Há fases da vida em que tudo parece estável. E há fases em que percebemos que a estabilidade era apenas uma sensação — confortável, mas enganadora.
Aos 40 e muitos, dou por mim a olhar para a minha carreira com uma mistura de gratidão, cansaço e curiosidade. Tenho acumulado experiência, histórias, competências e algumas “cicatrizes”. Agora, nesta fase e no mercado actual, importa dedicar a uma coisa: direção.
Não foi uma crise. É um despertar.
1. O peso (e a leveza) da experiência
Quando tens 20 anos, a carreira é uma corrida. Quando tens 30, é um projeto. Quando chegas aos 40 e alguns, torna‑se uma conversa contigo próprio.
Percebo que já não quero apenas “trabalhar”. Quero trabalhar com sentido.
E isso muda tudo:
- muda a forma como se escolhe projetos
- muda a forma como se relaciona com o tempo
- muda a forma como se vê o futuro
- muda até a forma de como definir sucesso
A experiência dá ferramentas. A maturidade dá critério.
2. O que me trouxe até aqui
Passei anos em IT, operações, suporte, gestão de processos, coordenação com equipas internacionais. Aprendi a resolver problemas, a lidar com pressão, a comunicar com pessoas muito diferentes, a adaptar‑me a mudanças constantes.
Mas também aprendi outra coisa: a carreira não é uma linha reta — é um mapa em constante atualização.
E o meu mapa estava a pedir uma revisão profunda.
3. O momento da mudança ou (re)começo
Não houve um grande evento.
Houve, sim, uma sucessão de pequenos sinais:
- a sensação de que podia contribuir de outra forma
- a vontade de criar algo meu
- a necessidade de comunicar mais
- a curiosidade por áreas que sempre ficaram “para depois”
- a consciência de que o tempo é finito
E, claro, aquela pergunta que aparece aos 40 e tal: “Se não for agora, quando?”
4. O que significa reinventar‑me nesta fase
Reinventar‑me não é apagar o passado.

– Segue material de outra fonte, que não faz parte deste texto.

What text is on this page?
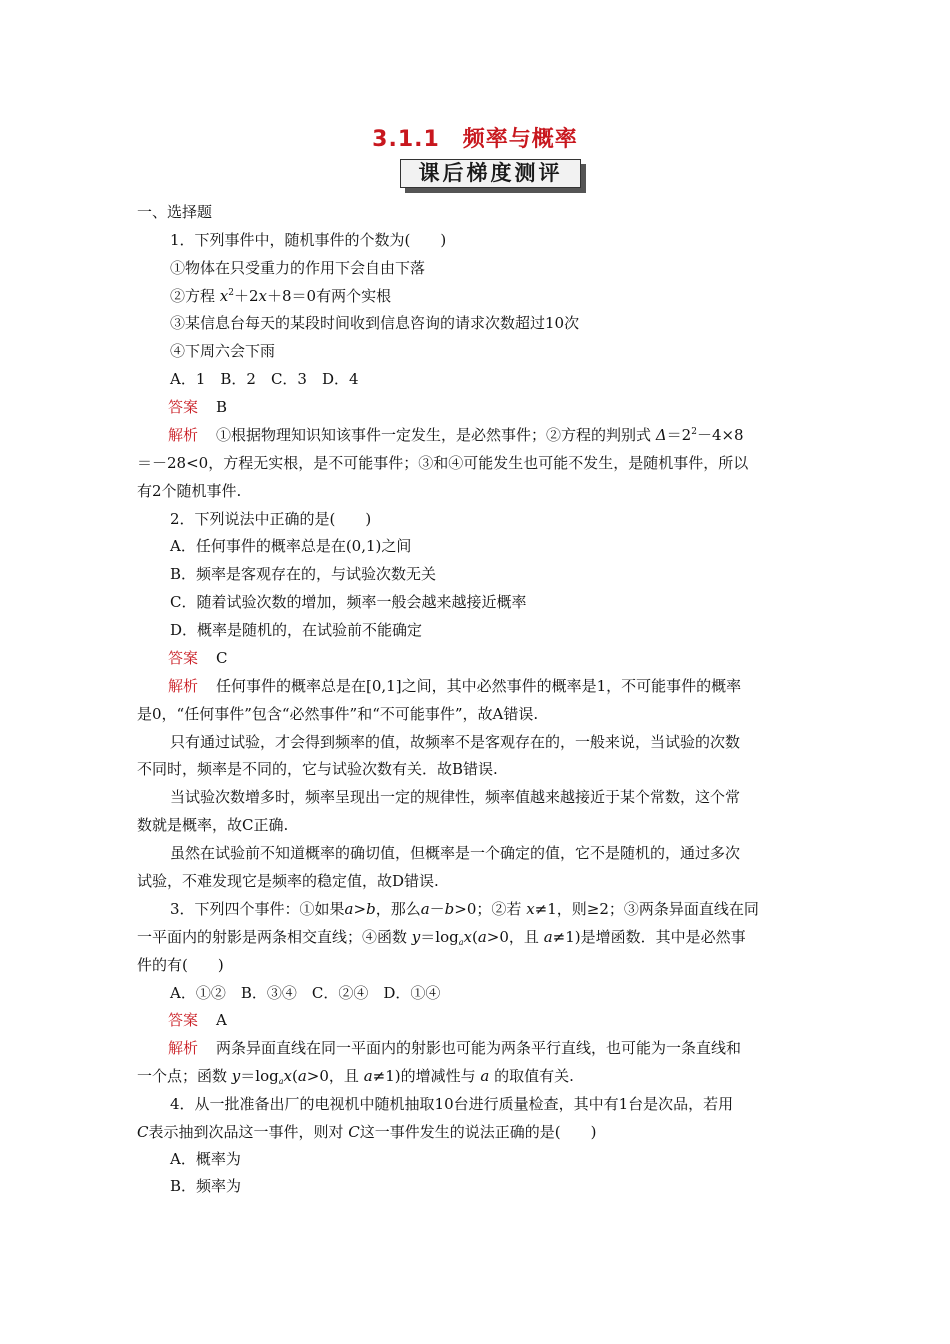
3.1.1　频率与概率
课后梯度测评
一、选择题
1．下列事件中，随机事件的个数为(　　)
①物体在只受重力的作用下会自由下落
②方程 $x^2+2x+8=0$有两个实根
③某信息台每天的某段时间收到信息咨询的请求次数超过10次
④下周六会下雨
A．1　B．2　C．3　D．4
答案 B
解析 ①根据物理知识知该事件一定发生，是必然事件；②方程的判别式 $\Delta=2^2-4\times 8$
＝－28<0，方程无实根，是不可能事件；③和④可能发生也可能不发生，是随机事件，所以
有2个随机事件.
2．下列说法中正确的是(　　)
A．任何事件的概率总是在(0,1)之间
B．频率是客观存在的，与试验次数无关
C．随着试验次数的增加，频率一般会越来越接近概率
D．概率是随机的，在试验前不能确定
答案 C
解析 任何事件的概率总是在[0,1]之间，其中必然事件的概率是1，不可能事件的概率
是0，“任何事件”包含“必然事件”和“不可能事件”，故A错误.
只有通过试验，才会得到频率的值，故频率不是客观存在的，一般来说，当试验的次数
不同时，频率是不同的，它与试验次数有关．故B错误.
当试验次数增多时，频率呈现出一定的规律性，频率值越来越接近于某个常数，这个常
数就是概率，故C正确.
虽然在试验前不知道概率的确切值，但概率是一个确定的值，它不是随机的，通过多次
试验，不难发现它是频率的稳定值，故D错误.
3．下列四个事件：①如果a>b，那么a－b>0；②若 x≠1，则≥2；③两条异面直线在同
一平面内的射影是两条相交直线；④函数 $y=\log_ax(a>0$，且 a≠1)是增函数．其中是必然事
件的有(　　)
A．①②　B．③④　C．②④　D．①④
答案 A
解析 两条异面直线在同一平面内的射影也可能为两条平行直线，也可能为一条直线和
一个点；函数 $y=\log_ax(a>0$，且 a≠1)的增减性与 a 的取值有关.
4．从一批准备出厂的电视机中随机抽取10台进行质量检查，其中有1台是次品，若用
C表示抽到次品这一事件，则对 C这一事件发生的说法正确的是(　　)
A．概率为
B．频率为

É integrá‑lo.
É pegar em tudo o que aprendi — técnico, humano, profissional — e usá‑lo como base para uma nova etapa.
Significa:
- estudar novamente
- abrir espaço para novas competências
- aceitar que não sei tudo
- aceitar que já sei muito
- e, acima de tudo, permitir‑me recomeçar
Recomeçar aos 40 e tal não é um retrocesso. É um ato de coragem.
5. O papel do oMeuSite.net nesta transição
Este site é mais do que um projeto digital. É uma ferramenta de reinvenção.
Aqui posso:
- escrever sobre o que aprendo
- organizar ideias
- partilhar experiências
- criar uma presença digital mais autêntica
- e construir, aos poucos, a minha nova identidade profissional
É um espaço onde a minha carreira antiga e a minha carreira futura se encontram — e conversam.
6. O que espero desta nova fase
Não espero certezas. Espero movimento.
Quero continuar a aprender, a criar, a comunicar e a explorar caminhos que antes não tinha tempo (ou coragem) para seguir.
Se esta transição me ensinou alguma coisa, foi isto:
- nunca é tarde para mudar
- nunca é cedo demais para começar
- e nunca é inútil aquilo que aprendemos pelo caminho
Aos 40 e tal, não estou a fechar um ciclo. Estou a abrir um novo.
E isso, para mim, é mais do que suficiente.